Spam in Chinese is problematic for traditional content-filtering anti-spam engines for several reasons:
- Chinese characters are “double-byte”, as opposed to “single-byte” like non-Asian languages. The second byte is due to the fact that one byte isn’t enough to transmit all the necessary information since the alphabet is so much larger than western languages like, for example, English. Most content-filters were designed to work on single-byte languages, and choke when it comes to double-byte.
- There are no spaces between words in Chinese. A word may be made up of several Chinese characters, however the characters around it may also have a meaning in conjunction with those other characters. A spam filter may “read into” certain phrases that were not intended. A reader of Chinese will figure out the meaning based on the context; content-based spam filters with dictionaries of good & bad words are not that smart.
- Chinese can be written vertically, as opposed to other languages which are written horizontally. Content-filters are typically designed to scan words from left to right, and then down. Vertical writing will simply appear as gibberish to a content-filter that is scanning it left to right. (I won’t even get into the right/left; left/right issue, since Hebrew and Arabic are written right to left…another thing altogether.)
A while back, Commtouch’s CTO Amir Lev wrote a paper for Virus Bulletin that delves into the issue of international spam, and how different languages and even cultures affect spam filtering around the globe. That was nearly two years ago, and at that time, he wrote that:
It is worth mentioning that Japanese and Chinese can also have a vertical orientation; however this layout is typically not used for computers, since it is not practical.

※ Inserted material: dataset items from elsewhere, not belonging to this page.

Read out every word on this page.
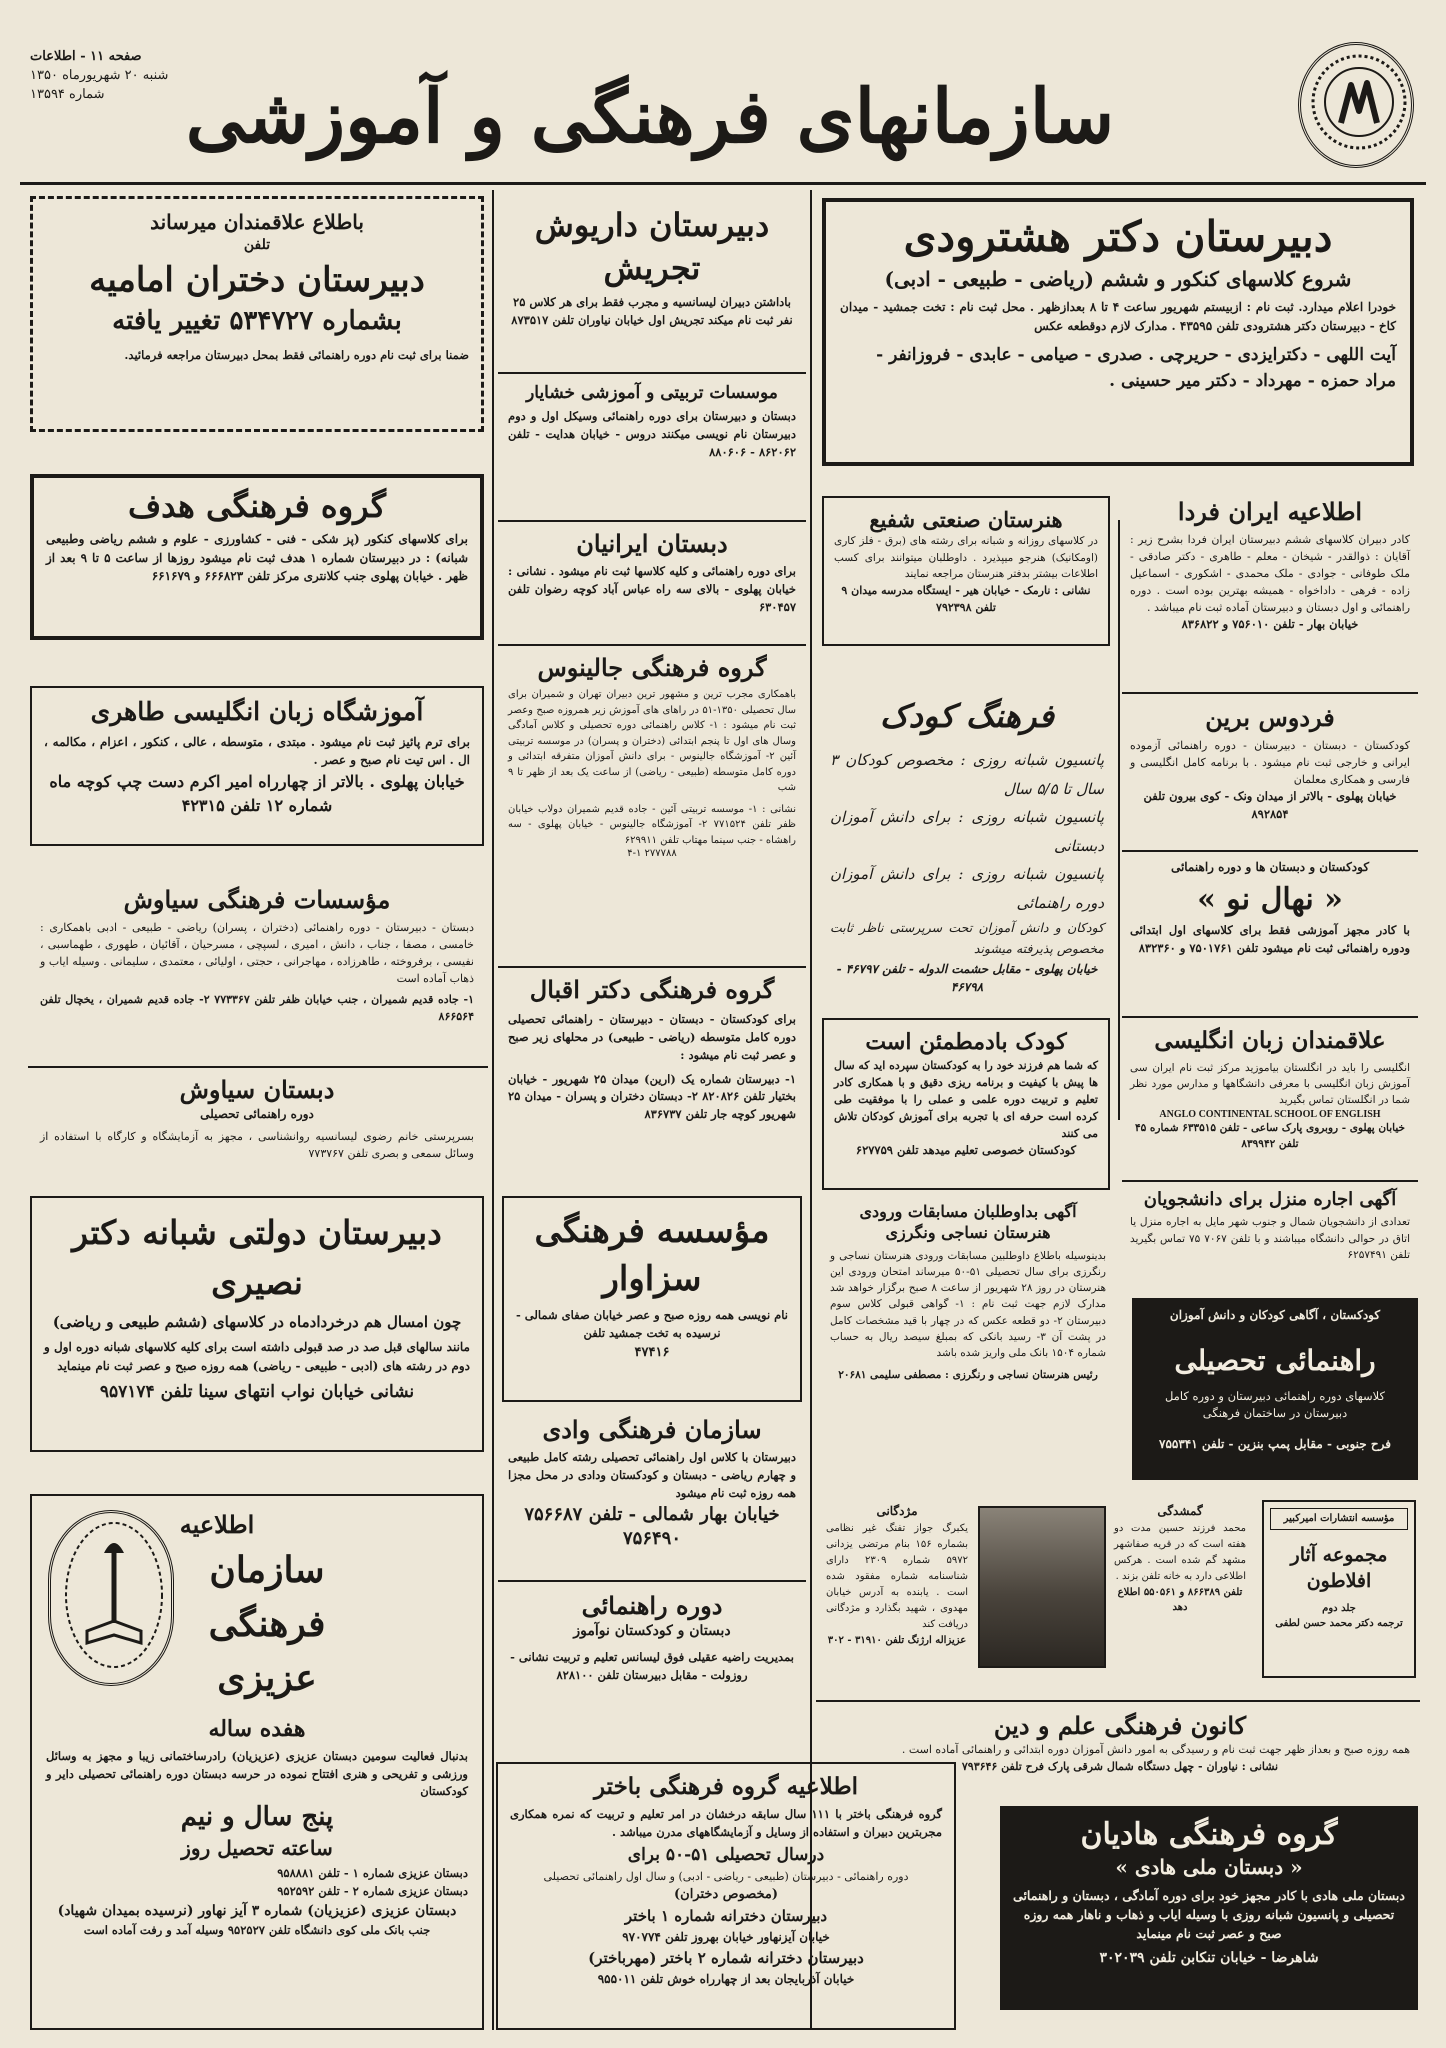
سازمانهای فرهنگی و آموزشی
صفحه ۱۱ - اطلاعات
شنبه ۲۰ شهریورماه ۱۳۵۰
شماره ۱۳۵۹۴
دبیرستان دکتر هشترودی
شروع کلاسهای کنکور و ششم (ریاضی - طبیعی - ادبی)
خودرا اعلام میدارد. ثبت نام : ازبیستم شهریور ساعت ۴ تا ۸ بعدازظهر . محل ثبت نام : تخت جمشید - میدان کاخ - دبیرستان دکتر هشترودی تلفن ۴۳۵۹۵ . مدارک لازم دوقطعه عکس
آیت اللهی - دکترایزدی - حریرچی . صدری - صیامی - عابدی - فروزانفر - مراد حمزه - مهرداد - دکتر میر حسینی .
هنرستان صنعتی شفیع
در کلاسهای روزانه و شبانه برای رشته های (برق - فلز کاری (اومکانیک) هنرجو میپذیرد . داوطلبان میتوانند برای کسب اطلاعات بیشتر بدفتر هنرستان مراجعه نمایند
نشانی : نارمک - خیابان هیر - ایستگاه مدرسه میدان ۹ تلفن ۷۹۲۳۹۸
اطلاعیه ایران فردا
کادر دبیران کلاسهای ششم دبیرستان ایران فردا بشرح زیر : آقایان : ذوالقدر - شیخان - معلم - طاهری - دکتر صادقی - ملک طوفانی - جوادی - ملک محمدی - اشکوری - اسماعیل زاده - فرهی - داداخواه - همیشه بهترین بوده است . دوره راهنمائی و اول دبستان و دبیرستان آماده ثبت نام میباشد .
خیابان بهار - تلفن ۷۵۶۰۱۰ و ۸۳۶۸۲۲
فرهنگ کودک
پانسیون شبانه روزی : مخصوص کودکان ۳ سال تا ۵/۵ سال
پانسیون شبانه روزی : برای دانش آموزان دبستانی
پانسیون شبانه روزی : برای دانش آموزان دوره راهنمائی
کودکان و دانش آموزان تحت سرپرستی ناظر ثابت مخصوص پذیرفته میشوند
خیابان پهلوی - مقابل حشمت الدوله - تلفن ۴۶۷۹۷ - ۴۶۷۹۸
فردوس برین
کودکستان - دبستان - دبیرستان - دوره راهنمائی آزموده ایرانی و خارجی ثبت نام میشود . با برنامه کامل انگلیسی و فارسی و همکاری معلمان
خیابان پهلوی - بالاتر از میدان ونک - کوی بیرون تلفن ۸۹۲۸۵۴
کودکستان و دبستان ها و دوره راهنمائی
« نهال نو »
با کادر مجهز آموزشی فقط برای کلاسهای اول ابتدائی ودوره راهنمائی ثبت نام میشود تلفن ۷۵۰۱۷۶۱ و ۸۳۲۳۶۰
کودک بادمطمئن است
که شما هم فرزند خود را به کودکستان سپرده اید که سال ها پیش با کیفیت و برنامه ریزی دقیق و با همکاری کادر تعلیم و تربیت دوره علمی و عملی را با موفقیت طی کرده است حرفه ای با تجربه برای آموزش کودکان تلاش می کنند
کودکستان خصوصی تعلیم میدهد تلفن ۶۲۷۷۵۹
علاقمندان زبان انگلیسی
انگلیسی را باید در انگلستان بیاموزید مرکز ثبت نام ایران سی آموزش زبان انگلیسی با معرفی دانشگاهها و مدارس مورد نظر شما در انگلستان تماس بگیرید
ANGLO CONTINENTAL SCHOOL OF ENGLISH
خیابان پهلوی - روبروی پارک ساعی - تلفن ۶۳۳۵۱۵ شماره ۴۵ تلفن ۸۳۹۹۴۲
آگهی اجاره منزل برای دانشجویان
تعدادی از دانشجویان شمال و جنوب شهر مایل به اجاره منزل یا اتاق در حوالی دانشگاه میباشند و با تلفن ۷۰۶۷ ۷۵ تماس بگیرید تلفن ۶۲۵۷۴۹۱
آگهی بداوطلبان مسابقات ورودی هنرستان نساجی ونگرزی
بدینوسیله باطلاع داوطلبین مسابقات ورودی هنرستان نساجی و رنگرزی برای سال تحصیلی ۵۱-۵۰ میرساند امتحان ورودی این هنرستان در روز ۲۸ شهریور از ساعت ۸ صبح برگزار خواهد شد مدارک لازم جهت ثبت نام : ۱- گواهی قبولی کلاس سوم دبیرستان ۲- دو قطعه عکس که در چهار با قید مشخصات کامل در پشت آن ۳- رسید بانکی که بمبلغ سیصد ریال به حساب شماره ۱۵۰۴ بانک ملی واریز شده باشد
رئیس هنرستان نساجی و رنگرزی : مصطفی سلیمی ۲۰۶۸۱
کودکستان ، آگاهی کودکان و دانش آموزان
راهنمائی تحصیلی
کلاسهای دوره راهنمائی دبیرستان و دوره کامل دبیرستان در ساختمان فرهنگی
فرح جنوبی - مقابل پمپ بنزین - تلفن ۷۵۵۳۴۱
گمشدگی
محمد فرزند حسین مدت دو هفته است که در قریه صفاشهر مشهد گم شده است . هرکس اطلاعی دارد به خانه تلفن بزند .
تلفن ۸۶۶۳۸۹ و ۵۵۰۵۶۱ اطلاع دهد
مؤسسه انتشارات امیرکبیر
مجموعه آثار افلاطون
جلد دوم
ترجمه دکتر محمد حسن لطفی
مژدگانی
یکبرگ جواز تفنگ غیر نظامی بشماره ۱۵۶ بنام مرتضی یزدانی ۵۹۷۲ شماره ۲۳۰۹ دارای شناسنامه شماره مفقود شده است . یابنده به آدرس خیابان مهدوی ، شهید بگذارد و مژدگانی دریافت کند
عزیزاله ارژنگ تلفن ۳۱۹۱۰ - ۳۰۲
کانون فرهنگی علم و دین
همه روزه صبح و بعداز ظهر جهت ثبت نام و رسیدگی به امور دانش آموزان دوره ابتدائی و راهنمائی آماده است .
نشانی : نیاوران - چهل دستگاه شمال شرقی پارک فرح تلفن ۷۹۳۶۴۶
گروه فرهنگی هادیان
« دبستان ملی هادی »
دبستان ملی هادی با کادر مجهز خود برای دوره آمادگی ، دبستان و راهنمائی تحصیلی و پانسیون شبانه روزی با وسیله ایاب و ذهاب و ناهار همه روزه صبح و عصر ثبت نام مینماید
شاهرضا - خیابان تنکابن تلفن ۳۰۲۰۳۹
دبیرستان داریوش تجریش
باداشتن دبیران لیسانسیه و مجرب فقط برای هر کلاس ۲۵ نفر ثبت نام میکند تجریش اول خیابان نیاوران تلفن ۸۷۳۵۱۷
موسسات تربیتی و آموزشی خشایار
دبستان و دبیرستان برای دوره راهنمائی وسیکل اول و دوم دبیرستان نام نویسی میکنند دروس - خیابان هدایت - تلفن ۸۶۲۰۶۲ - ۸۸۰۶۰۶
دبستان ایرانیان
برای دوره راهنمائی و کلیه کلاسها ثبت نام میشود . نشانی : خیابان پهلوی - بالای سه راه عباس آباد کوچه رضوان تلفن ۶۳۰۴۵۷
گروه فرهنگی جالینوس
باهمکاری مجرب ترین و مشهور ترین دبیران تهران و شمیران برای سال تحصیلی ۱۳۵۰-۵۱ در راهای های آموزش زیر همروزه صبح وعصر ثبت نام میشود : ۱- کلاس راهنمائی دوره تحصیلی و کلاس آمادگی وسال های اول تا پنجم ابتدائی (دختران و پسران) در موسسه تربیتی آئین ۲- آموزشگاه جالینوس - برای دانش آموزان متفرقه ابتدائی و دوره کامل متوسطه (طبیعی - ریاضی) از ساعت یک بعد از ظهر تا ۹ شب
نشانی : ۱- موسسه تربیتی آئین - جاده قدیم شمیران دولاب خیابان ظفر تلفن ۷۷۱۵۲۴ ۲- آموزشگاه جالینوس - خیابان پهلوی - سه راهشاه - جنب سینما مهتاب تلفن ۶۲۹۹۱۱
۲۷۷۷۸۸ ۴-۱
گروه فرهنگی دکتر اقبال
برای کودکستان - دبستان - دبیرستان - راهنمائی تحصیلی دوره کامل متوسطه (ریاضی - طبیعی) در محلهای زیر صبح و عصر ثبت نام میشود :
۱- دبیرستان شماره یک (ارین) میدان ۲۵ شهریور - خیابان بختیار تلفن ۸۲۰۸۲۶ ۲- دبستان دختران و پسران - میدان ۲۵ شهریور کوچه جار تلفن ۸۳۶۷۳۷
مؤسسه فرهنگی سزاوار
نام نویسی همه روزه صبح و عصر خیابان صفای شمالی - نرسیده به تخت جمشید تلفن
۴۷۴۱۶
سازمان فرهنگی وادی
دبیرستان با کلاس اول راهنمائی تحصیلی رشته کامل طبیعی و چهارم ریاضی - دبستان و کودکستان ودادی در محل مجزا همه روزه ثبت نام میشود
خیابان بهار شمالی - تلفن ۷۵۶۶۸۷
۷۵۶۴۹۰
دوره راهنمائی
دبستان و کودکستان نوآموز
بمدیریت راضیه عقیلی فوق لیسانس تعلیم و تربیت نشانی - روزولت - مقابل دبیرستان تلفن ۸۲۸۱۰۰
اطلاعیه گروه فرهنگی باختر
گروه فرهنگی باختر با ۱۱۱ سال سابقه درخشان در امر تعلیم و تربیت که نمره همکاری مجربترین دبیران و استفاده از وسایل و آزمایشگاههای مدرن میباشد .
درسال تحصیلی ۵۱-۵۰ برای
دوره راهنمائی - دبیرستان (طبیعی - ریاضی - ادبی) و سال اول راهنمائی تحصیلی
(مخصوص دختران)
دبیرستان دخترانه شماره ۱ باختر
خیابان آیزنهاور خیابان بهروز تلفن ۹۷۰۷۷۴
دبیرستان دخترانه شماره ۲ باختر (مهرباختر)
خیابان آذربایجان بعد از چهارراه خوش تلفن ۹۵۵۰۱۱
باطلاع علاقمندان میرساند
تلفن
دبیرستان دختران امامیه
بشماره ۵۳۴۷۲۷ تغییر یافته
ضمنا برای ثبت نام دوره راهنمائی فقط بمحل دبیرستان مراجعه فرمائید.
گروه فرهنگی هدف
برای کلاسهای کنکور (پز شکی - فنی - کشاورزی - علوم و ششم ریاضی وطبیعی شبانه) : در دبیرستان شماره ۱ هدف ثبت نام میشود روزها از ساعت ۵ تا ۹ بعد از ظهر . خیابان پهلوی جنب کلانتری مرکز تلفن ۶۶۶۸۲۳ و ۶۶۱۶۷۹
آموزشگاه زبان انگلیسی طاهری
برای ترم پائیز ثبت نام میشود . مبتدی ، متوسطه ، عالی ، کنکور ، اعزام ، مکالمه ، ال . اس تیت نام صبح و عصر .
خیابان پهلوی . بالاتر از چهارراه امیر اکرم دست چپ کوچه ماه شماره ۱۲ تلفن ۴۲۳۱۵
مؤسسات فرهنگی سیاوش
دبستان - دبیرستان - دوره راهنمائی (دختران ، پسران) ریاضی - طبیعی - ادبی باهمکاری : خامسی ، مصفا ، جناب ، دانش ، امیری ، لسپچی ، مسرحیان ، آقائیان ، طهوری ، طهماسبی ، نفیسی ، برفروخته ، طاهرزاده ، مهاجرانی ، حجتی ، اولیائی ، معتمدی ، سلیمانی . وسیله ایاب و ذهاب آماده است
۱- جاده قدیم شمیران ، جنب خیابان ظفر تلفن ۷۷۳۳۶۷ ۲- جاده قدیم شمیران ، یخچال تلفن ۸۶۶۵۶۴
دبستان سیاوش
دوره راهنمائی تحصیلی
بسرپرستی خانم رضوی لیسانسیه روانشناسی ، مجهز به آزمایشگاه و کارگاه با استفاده از وسائل سمعی و بصری تلفن ۷۷۳۷۶۷
دبیرستان دولتی شبانه دکتر نصیری
چون امسال هم درخردادماه در کلاسهای (ششم طبیعی و ریاضی)
مانند سالهای قبل صد در صد قبولی داشته است برای کلیه کلاسهای شبانه دوره اول و دوم در رشته های (ادبی - طبیعی - ریاضی) همه روزه صبح و عصر ثبت نام مینماید
نشانی خیابان نواب انتهای سینا تلفن ۹۵۷۱۷۴
اطلاعیه
سازمان فرهنگی عزیزی
هفده ساله
بدنبال فعالیت سومین دبستان عزیزی (عزیزیان) رادرساختمانی زیبا و مجهز به وسائل ورزشی و تفریحی و هنری افتتاح نموده در حرسه دبستان دوره راهنمائی تحصیلی دایر و کودکستان
پنج سال و نیم
ساعته تحصیل روز
دبستان عزیزی شماره ۱ - تلفن ۹۵۸۸۸۱
دبستان عزیزی شماره ۲ - تلفن ۹۵۲۵۹۲
دبستان عزیزی (عزیزیان) شماره ۳ آیز نهاور (نرسیده بمیدان شهیاد)
جنب بانک ملی کوی دانشگاه تلفن ۹۵۲۵۲۷ وسیله آمد و رفت آماده است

At that time, in 2006, we had not seen spam written vertically. Now I may be getting paranoid, but are spammers reading our old, esoteric journal articles, for ideas? Because… this week Commtouch has identified an outbreak of vertical Chinese spam!
Check out this example – the entire message is written vertically, and that number running down the right-hand edge is the business’ phone number. BTW that’s another example of how spam varies around the world – most western spammers wouldn’t dream of including a phone number (then they’ll start getting those boiler room telemarketers calling them all the time, oh yeah, and perhaps the FBI…)
By the way, what are they selling? I don’t know Chinese, so I checked with one of our BizDev Asia representatives, and this is the response I got: “oh you know, the usual stuff, nothing new here, receipts, customs, import, export…” What, no Viagra?
Incidentally, Commtouch typically has great results filtering spam in Asian languages, since the patented RPD technology is language- and content-independent. Where some anti-spam technologies have rooms full of language-experts sifting through piles and piles of spam, or generating dictionaries of “spammy” words for every language in the world, RPD is based on identifying recurring patterns in bulk-sent email, regardless of the language of the message. This ability to excel at filtering in multiple languages has served Commtouch well, netting the company many partners throughout Asia.